Discovering the causes of atopy

Patterns of childhood infection and fetal growth may be implicated

The marked increase in the prevalence of childhood asthma, eczema, and hay fever in Britain over the past 30 years or more is largely unexplained. However, it is likely to be attributable to a rise in the prevalence of atopy. This is characterised by exaggerated Th2 cell responses to common allergens with production of raised concentrations of allergen specific IgE. Although we now understand more about the genetics of atopy and the role of Th1 and Th2 cells in the control of IgE, the environmental causes of atopy have eluded us. Of increasing interest is the potential roles that patterns of childhood infection and fetal growth and maturation might have in the inception of atopy.

The number of older siblings has been shown to be inversely related to the prevalence of adult hay fever and infant eczema.1 This observation led Strachan to propose in the BMJ in 1989 that atopy may have increased because of a fall in exposure to infections in early childhood through improved hygiene and reductions in family size and overcrowding in the home.1 Children are likely to experience more severe infections at an earlier age when the number of their older siblings is greater. Thus, it was suggested that infections in early childhood might protect against atopy and that successive cohorts of children have progressively lost this protection.

Several studies have since confirmed that family size, and birth order in particular, are associated with hay fever and atopy.2 A mechanism has been proposed by which early infection by viruses and bacteria, through the preferential induction of Th1-type cytokines, could prevent atopic sensitisation,3 although these effects may depend more on infective dose4 than on age at infection.

More direct evidence that childhood infection might prevent atopy comes from a recent historical cohort study in Guinea-Bissau, West Africa, which found that young adults who had experienced measles in childhood during a severe epidemic were significantly less likely to be atopic than those who had been vaccinated and not had measles.5 We do not know whether the findings for measles may apply to other respiratory viruses which are more difficult to study in population based studies. However, measles may be special in that it can cause severe damage to the thymus6 and has been associated with reductions in cell mediated immunity three years after infection.7

In this week's BMJ Matricardi and colleagues (p 999) describe how Italian military students who were seropositive for hepatitis A were less likely to be atopic and to have atopic disease than those who were seronegative.8 Adult seropositivity for hepatitis A is likely to be a marker of predominantly childhood infection. This suggests that hepatitis A infection, and perhaps other enteric infections in childhood, might prevent atopy. However, after hepatitis A status was controlled for, a substantial association between birth order and atopy remained, suggesting that the number of older siblings may tell us about the effects of infections other than hepatitis A.

There are several puzzles concerning the “infection hypothesis.”9 It is not clear, for example, why studies have not found consistent associations between family size and asthma,2 nor why preschool nursery attendance, which is known to promote cross infection and more severe infection, does not seem to be associated with a reduction in atopy.10 Further insights may be gained by more detailed studies in countries where there is greater variation in the burden of childhood infectious disease. Virologists and immunologists must collaborate with epidemiologists if we are to really understand the role of infections in the development of atopy.

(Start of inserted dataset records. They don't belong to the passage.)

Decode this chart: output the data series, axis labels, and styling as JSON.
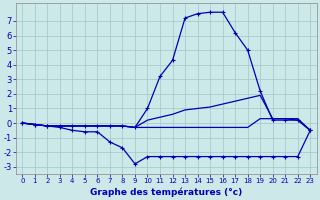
{
  "xlabel": "Graphe des températures (°c)",
  "background_color": "#cce8e8",
  "grid_color": "#a0c8c8",
  "line_color": "#0000bb",
  "hours": [
    0,
    1,
    2,
    3,
    4,
    5,
    6,
    7,
    8,
    9,
    10,
    11,
    12,
    13,
    14,
    15,
    16,
    17,
    18,
    19,
    20,
    21,
    22,
    23
  ],
  "temp_main": [
    0.0,
    -0.1,
    -0.2,
    -0.2,
    -0.2,
    -0.2,
    -0.2,
    -0.2,
    -0.2,
    -0.3,
    1.0,
    3.2,
    4.3,
    7.2,
    7.5,
    7.6,
    7.6,
    6.2,
    5.0,
    2.2,
    0.2,
    0.2,
    0.2,
    -0.5
  ],
  "temp_dip": [
    0.0,
    -0.1,
    -0.2,
    -0.3,
    -0.5,
    -0.6,
    -0.6,
    -1.3,
    -1.7,
    -2.8,
    -2.3,
    -2.3,
    -2.3,
    -2.3,
    -2.3,
    -2.3,
    -2.3,
    -2.3,
    -2.3,
    -2.3,
    -2.3,
    -2.3,
    -2.3,
    -0.5
  ],
  "temp_flat1": [
    0.0,
    -0.1,
    -0.2,
    -0.2,
    -0.2,
    -0.2,
    -0.2,
    -0.2,
    -0.2,
    -0.3,
    -0.3,
    -0.3,
    -0.3,
    -0.3,
    -0.3,
    -0.3,
    -0.3,
    -0.3,
    -0.3,
    0.3,
    0.3,
    0.3,
    0.3,
    -0.5
  ],
  "temp_rise": [
    0.0,
    -0.1,
    -0.2,
    -0.2,
    -0.2,
    -0.2,
    -0.2,
    -0.2,
    -0.2,
    -0.3,
    0.2,
    0.4,
    0.6,
    0.9,
    1.0,
    1.1,
    1.3,
    1.5,
    1.7,
    1.9,
    0.3,
    0.3,
    0.2,
    -0.5
  ],
  "ylim": [
    -3.5,
    8.2
  ],
  "yticks": [
    -3,
    -2,
    -1,
    0,
    1,
    2,
    3,
    4,
    5,
    6,
    7
  ],
  "figsize": [
    3.2,
    2.0
  ],
  "dpi": 100
}
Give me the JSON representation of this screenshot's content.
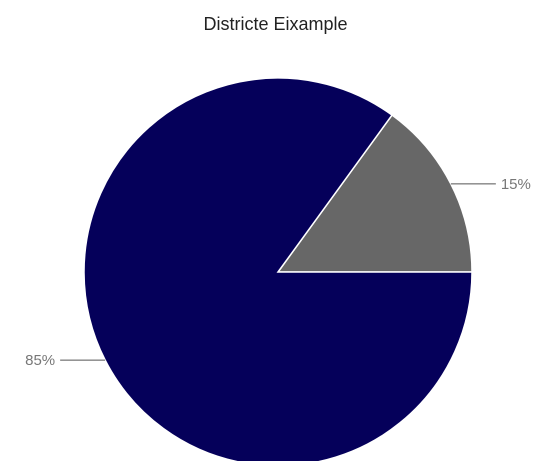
{
  "chart_data": {
    "type": "pie",
    "title": "Districte Eixample",
    "slices": [
      {
        "value": 15,
        "label": "15%",
        "color": "#676767"
      },
      {
        "value": 85,
        "label": "85%",
        "color": "#05005a"
      }
    ],
    "slice_border_color": "#ffffff",
    "label_line_color": "#555555",
    "label_text_color": "#777777"
  }
}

The growing body of evidence linking patterns of fetal growth to adult disease11 has focused attention on the role of the prenatal environment in the aetiology of atopy and atopic disease. Babies who develop atopy in infancy have evidence of an altered T lymphocyte phenotype at birth.12 Also, Olesen and colleagues report the findings from two historical cohort studies in Denmark in this week's BMJ (p 1003).13 They observed in one study that babies who weighed 500 grams or more above average at birth were at increased risk of atopic dermatitis in childhood, compared with babies of average birth weight. In both studies they found that babies whose gestational age at birth was ≥41 weeks were also at increased risk compared with babies born at term.

These findings are in keeping with a previous study of adults, which also found that higher birth weight and postmaturity were associated with a raised concentration of serum total IgE, a marker of atopy.14 Interestingly, that study found that larger head circumference at birth was a more powerful predictor of raised adult IgE than was birth weight and explained the association between birth weight and IgE. It has been argued that a larger head circumference for a given birth weight indicates a disproportionate pattern of fetal growth arising as a consequence of undernutrition in late gestation in a fetus on a fast growth trajectory. This could lead to impaired growth of the trunk and thymus. It is speculated that disproportionate growth and postmaturity, which are associated with a reduction in thymic weight, may alter the balance of Th1 and Th2 cell populations in the thymus in favour of Th2 cells.14

In contrast to these intriguing findings, however, other studies have either reported no association of birth weight and gestational age with atopy10 or have found that lower birth weight15 and lower gestational age16 were associated with increased risk. Recently initiated prospective studies, which have recruited women early in pregnancy, are likely to unravel the complexities of these associations and greatly increase our understanding of the relations of prenatal nutrition and growth to atopy and atopic disease in children. This will hopefully bring us nearer to our ultimate goal of primary prevention.